1 oz. light cream or half & half

Shake vigorously with ice and strain into a chilled cocktail glass.



Friday, February 3, 2012

Cornichon Martini



Nothing revelatory here, I'm afraid.  This is a classic gin martini with the, I dare say, novel addition of French cornichons.  Yes, they are essentially gherkins, but quite a bit smaller than any gherkins I'VE ever had, and pickled with different spices than your typical gherkin.  One of those spices, tarragon, works especially well here, imparting a slight anise-y touch to the drink.  The same kind of saltiness one would get from olives is present as well.  Give it a try!

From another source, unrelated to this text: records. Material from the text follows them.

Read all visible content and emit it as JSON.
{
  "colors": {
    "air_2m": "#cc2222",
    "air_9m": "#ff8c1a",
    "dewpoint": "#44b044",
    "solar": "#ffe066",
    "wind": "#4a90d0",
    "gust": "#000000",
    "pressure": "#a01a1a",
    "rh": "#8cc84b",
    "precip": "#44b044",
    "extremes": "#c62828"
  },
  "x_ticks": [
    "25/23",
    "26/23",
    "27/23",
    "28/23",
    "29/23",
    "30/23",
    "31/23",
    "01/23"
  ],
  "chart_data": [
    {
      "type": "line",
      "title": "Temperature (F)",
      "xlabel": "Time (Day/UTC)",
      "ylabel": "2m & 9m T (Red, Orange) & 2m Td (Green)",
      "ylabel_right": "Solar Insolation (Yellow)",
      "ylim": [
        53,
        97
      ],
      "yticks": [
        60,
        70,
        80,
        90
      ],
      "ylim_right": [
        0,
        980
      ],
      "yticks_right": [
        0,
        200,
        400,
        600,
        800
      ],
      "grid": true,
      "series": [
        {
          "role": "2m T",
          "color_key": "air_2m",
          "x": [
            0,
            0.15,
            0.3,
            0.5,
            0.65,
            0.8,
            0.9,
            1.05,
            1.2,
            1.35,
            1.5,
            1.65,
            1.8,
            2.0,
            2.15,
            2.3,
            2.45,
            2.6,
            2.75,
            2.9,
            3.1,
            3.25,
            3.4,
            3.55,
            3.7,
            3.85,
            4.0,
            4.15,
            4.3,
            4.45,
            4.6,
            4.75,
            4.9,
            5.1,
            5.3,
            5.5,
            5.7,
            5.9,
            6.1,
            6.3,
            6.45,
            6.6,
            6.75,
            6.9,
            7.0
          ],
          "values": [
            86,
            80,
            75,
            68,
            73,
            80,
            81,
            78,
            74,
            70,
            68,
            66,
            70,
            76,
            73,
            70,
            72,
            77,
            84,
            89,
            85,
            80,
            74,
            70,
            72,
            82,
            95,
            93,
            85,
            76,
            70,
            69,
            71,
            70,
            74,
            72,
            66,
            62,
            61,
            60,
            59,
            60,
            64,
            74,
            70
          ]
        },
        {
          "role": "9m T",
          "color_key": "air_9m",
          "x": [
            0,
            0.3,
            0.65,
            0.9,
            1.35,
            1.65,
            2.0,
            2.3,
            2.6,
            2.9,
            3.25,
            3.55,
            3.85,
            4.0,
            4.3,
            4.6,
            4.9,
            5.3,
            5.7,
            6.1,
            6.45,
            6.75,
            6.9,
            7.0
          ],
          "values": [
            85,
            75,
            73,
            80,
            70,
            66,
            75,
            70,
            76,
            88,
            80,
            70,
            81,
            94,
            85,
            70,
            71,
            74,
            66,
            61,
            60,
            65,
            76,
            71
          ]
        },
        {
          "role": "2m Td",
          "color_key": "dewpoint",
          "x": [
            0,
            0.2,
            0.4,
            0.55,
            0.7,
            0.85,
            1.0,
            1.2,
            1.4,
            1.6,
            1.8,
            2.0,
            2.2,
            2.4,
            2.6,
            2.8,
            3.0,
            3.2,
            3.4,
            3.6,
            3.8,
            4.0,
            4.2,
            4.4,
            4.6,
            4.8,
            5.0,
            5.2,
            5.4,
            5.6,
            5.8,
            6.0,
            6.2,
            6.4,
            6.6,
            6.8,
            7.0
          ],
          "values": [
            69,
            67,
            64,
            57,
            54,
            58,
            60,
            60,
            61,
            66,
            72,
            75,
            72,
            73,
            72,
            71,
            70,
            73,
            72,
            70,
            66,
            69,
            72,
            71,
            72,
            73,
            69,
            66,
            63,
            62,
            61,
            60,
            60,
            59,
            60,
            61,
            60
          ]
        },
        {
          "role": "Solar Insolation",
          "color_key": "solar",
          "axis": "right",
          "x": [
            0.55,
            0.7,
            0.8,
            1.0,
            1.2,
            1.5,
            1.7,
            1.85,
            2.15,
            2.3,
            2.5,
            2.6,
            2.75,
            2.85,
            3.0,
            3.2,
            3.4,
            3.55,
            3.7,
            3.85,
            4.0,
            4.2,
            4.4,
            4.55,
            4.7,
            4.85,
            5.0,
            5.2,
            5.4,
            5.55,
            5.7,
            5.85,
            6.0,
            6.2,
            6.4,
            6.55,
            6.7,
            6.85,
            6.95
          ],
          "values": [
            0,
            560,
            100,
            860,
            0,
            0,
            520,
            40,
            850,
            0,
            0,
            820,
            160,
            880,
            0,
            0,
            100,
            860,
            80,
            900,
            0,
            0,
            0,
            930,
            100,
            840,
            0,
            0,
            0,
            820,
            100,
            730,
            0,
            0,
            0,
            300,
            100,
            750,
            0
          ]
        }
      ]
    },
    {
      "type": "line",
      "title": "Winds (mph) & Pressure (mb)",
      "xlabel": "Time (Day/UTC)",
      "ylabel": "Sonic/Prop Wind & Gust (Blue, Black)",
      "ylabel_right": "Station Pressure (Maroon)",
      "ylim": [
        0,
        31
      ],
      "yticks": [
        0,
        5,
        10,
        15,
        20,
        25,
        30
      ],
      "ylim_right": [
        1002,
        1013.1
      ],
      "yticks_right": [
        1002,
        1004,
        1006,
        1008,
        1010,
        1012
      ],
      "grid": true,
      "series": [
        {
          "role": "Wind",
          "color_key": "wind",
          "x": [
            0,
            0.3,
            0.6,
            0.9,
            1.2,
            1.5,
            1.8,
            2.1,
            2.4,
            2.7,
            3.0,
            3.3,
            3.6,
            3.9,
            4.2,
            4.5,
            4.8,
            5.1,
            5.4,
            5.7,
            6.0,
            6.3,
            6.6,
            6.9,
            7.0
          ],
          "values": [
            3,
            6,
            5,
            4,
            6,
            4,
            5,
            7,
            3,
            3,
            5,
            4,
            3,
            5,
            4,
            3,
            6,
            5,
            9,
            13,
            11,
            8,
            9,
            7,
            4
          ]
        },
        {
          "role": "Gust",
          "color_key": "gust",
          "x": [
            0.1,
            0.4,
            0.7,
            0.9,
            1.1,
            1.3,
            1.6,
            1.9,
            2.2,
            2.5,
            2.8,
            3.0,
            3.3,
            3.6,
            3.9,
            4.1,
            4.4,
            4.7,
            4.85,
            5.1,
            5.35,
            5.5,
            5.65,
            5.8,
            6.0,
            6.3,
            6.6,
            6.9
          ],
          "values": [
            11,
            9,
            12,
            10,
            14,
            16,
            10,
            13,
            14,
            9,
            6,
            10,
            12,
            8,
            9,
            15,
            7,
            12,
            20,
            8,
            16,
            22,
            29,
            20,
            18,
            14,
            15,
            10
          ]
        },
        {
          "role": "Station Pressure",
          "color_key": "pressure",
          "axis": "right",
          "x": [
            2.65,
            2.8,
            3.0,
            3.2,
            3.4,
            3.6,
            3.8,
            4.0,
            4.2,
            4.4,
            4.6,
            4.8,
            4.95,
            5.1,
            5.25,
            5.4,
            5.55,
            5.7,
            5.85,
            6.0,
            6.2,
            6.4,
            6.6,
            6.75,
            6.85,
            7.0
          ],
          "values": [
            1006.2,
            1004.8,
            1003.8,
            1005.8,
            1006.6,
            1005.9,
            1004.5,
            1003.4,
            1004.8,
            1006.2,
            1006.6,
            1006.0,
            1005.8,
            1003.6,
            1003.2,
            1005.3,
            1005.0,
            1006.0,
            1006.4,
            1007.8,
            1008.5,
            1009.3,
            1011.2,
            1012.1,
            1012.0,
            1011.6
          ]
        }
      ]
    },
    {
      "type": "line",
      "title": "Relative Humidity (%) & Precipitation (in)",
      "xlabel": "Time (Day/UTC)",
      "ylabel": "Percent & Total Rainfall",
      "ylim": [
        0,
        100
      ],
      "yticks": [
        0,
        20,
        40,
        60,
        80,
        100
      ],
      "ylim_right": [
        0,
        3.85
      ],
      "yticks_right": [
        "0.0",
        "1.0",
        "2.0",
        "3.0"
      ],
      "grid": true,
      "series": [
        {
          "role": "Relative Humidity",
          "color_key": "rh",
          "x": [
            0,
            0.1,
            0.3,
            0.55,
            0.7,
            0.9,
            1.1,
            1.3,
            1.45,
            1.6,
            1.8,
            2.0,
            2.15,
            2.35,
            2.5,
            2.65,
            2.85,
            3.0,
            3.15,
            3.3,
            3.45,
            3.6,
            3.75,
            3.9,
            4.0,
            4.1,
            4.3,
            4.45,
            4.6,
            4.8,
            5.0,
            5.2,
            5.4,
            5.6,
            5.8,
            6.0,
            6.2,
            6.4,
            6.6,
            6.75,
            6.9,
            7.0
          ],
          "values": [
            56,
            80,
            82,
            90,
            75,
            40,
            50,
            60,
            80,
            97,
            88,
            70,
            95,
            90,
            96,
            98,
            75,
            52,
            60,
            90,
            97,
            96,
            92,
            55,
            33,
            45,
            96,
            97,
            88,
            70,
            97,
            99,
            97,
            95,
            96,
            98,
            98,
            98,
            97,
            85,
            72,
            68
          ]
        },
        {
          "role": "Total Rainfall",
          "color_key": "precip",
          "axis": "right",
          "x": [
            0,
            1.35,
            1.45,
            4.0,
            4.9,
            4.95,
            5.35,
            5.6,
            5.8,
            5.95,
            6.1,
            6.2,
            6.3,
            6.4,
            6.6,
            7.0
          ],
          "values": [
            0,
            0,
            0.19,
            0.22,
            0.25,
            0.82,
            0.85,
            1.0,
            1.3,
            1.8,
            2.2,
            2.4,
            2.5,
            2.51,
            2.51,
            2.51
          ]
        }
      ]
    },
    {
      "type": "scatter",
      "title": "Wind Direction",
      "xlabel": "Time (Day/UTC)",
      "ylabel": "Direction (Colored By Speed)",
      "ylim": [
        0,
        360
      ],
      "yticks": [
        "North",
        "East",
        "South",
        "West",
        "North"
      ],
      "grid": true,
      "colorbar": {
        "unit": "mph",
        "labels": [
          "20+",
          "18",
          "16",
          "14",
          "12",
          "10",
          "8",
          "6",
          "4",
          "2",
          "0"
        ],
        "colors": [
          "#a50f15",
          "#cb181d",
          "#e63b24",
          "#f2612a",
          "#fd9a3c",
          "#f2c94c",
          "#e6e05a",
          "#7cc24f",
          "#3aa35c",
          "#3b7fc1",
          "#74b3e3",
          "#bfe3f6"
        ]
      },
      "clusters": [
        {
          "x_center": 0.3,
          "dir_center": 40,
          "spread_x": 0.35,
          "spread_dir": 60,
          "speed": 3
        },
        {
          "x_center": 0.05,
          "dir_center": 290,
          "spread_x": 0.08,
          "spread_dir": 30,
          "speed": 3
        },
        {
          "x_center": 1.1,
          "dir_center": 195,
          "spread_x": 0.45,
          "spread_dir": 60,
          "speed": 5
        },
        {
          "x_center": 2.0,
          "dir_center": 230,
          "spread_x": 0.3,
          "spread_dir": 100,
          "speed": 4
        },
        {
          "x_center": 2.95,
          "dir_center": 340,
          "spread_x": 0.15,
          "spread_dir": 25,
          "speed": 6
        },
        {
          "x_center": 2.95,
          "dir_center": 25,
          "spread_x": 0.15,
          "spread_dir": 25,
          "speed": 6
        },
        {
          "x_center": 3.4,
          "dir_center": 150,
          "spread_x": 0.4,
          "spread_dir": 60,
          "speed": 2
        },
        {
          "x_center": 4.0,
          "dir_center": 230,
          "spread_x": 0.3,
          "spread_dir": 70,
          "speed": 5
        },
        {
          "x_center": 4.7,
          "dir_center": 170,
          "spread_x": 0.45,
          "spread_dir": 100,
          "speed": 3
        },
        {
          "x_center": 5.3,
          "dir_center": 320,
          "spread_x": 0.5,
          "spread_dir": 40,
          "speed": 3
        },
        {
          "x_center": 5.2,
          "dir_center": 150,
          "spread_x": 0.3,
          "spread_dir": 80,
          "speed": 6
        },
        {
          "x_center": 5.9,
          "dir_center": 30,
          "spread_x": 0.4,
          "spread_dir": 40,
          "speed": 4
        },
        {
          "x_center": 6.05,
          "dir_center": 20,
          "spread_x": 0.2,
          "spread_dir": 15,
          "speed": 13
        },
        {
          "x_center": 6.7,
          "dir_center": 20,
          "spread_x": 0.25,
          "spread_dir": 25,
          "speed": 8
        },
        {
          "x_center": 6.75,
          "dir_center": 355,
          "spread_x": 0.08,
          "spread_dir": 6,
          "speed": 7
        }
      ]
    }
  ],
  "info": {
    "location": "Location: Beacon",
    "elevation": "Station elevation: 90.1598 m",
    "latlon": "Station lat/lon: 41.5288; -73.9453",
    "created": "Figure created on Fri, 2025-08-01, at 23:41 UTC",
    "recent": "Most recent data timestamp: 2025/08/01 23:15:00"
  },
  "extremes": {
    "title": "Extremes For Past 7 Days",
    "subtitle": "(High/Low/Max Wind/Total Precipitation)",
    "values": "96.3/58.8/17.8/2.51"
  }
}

Make a classic martini, but garnish (as here) with two small cornichons instead of the lemon twist.

Friday, January 13, 2012

Amaro Meletti Sour


I picked up a bottle of Amaro Meletti today and concocted this simple recipe.  The rose notes of the amaro combined with the lemon marry quite well and remind me of Turkish delight.  The cardamom bitters further the herbal complexity and bring us still closer to the realm of Middle Eastern flavors.

Amaro Meletti Sour

2 oz. Amaro Meletti
1 oz. dry vermouth
1/2 oz. fresh squeezed lemon juice
1/2 egg white (optional)*

Shake with ice and strain into a cocktail glass.  Top with a few drops of cardamom bitters.

*I didn't have any reliable egg whites when I made this, but I'd recommend trying it.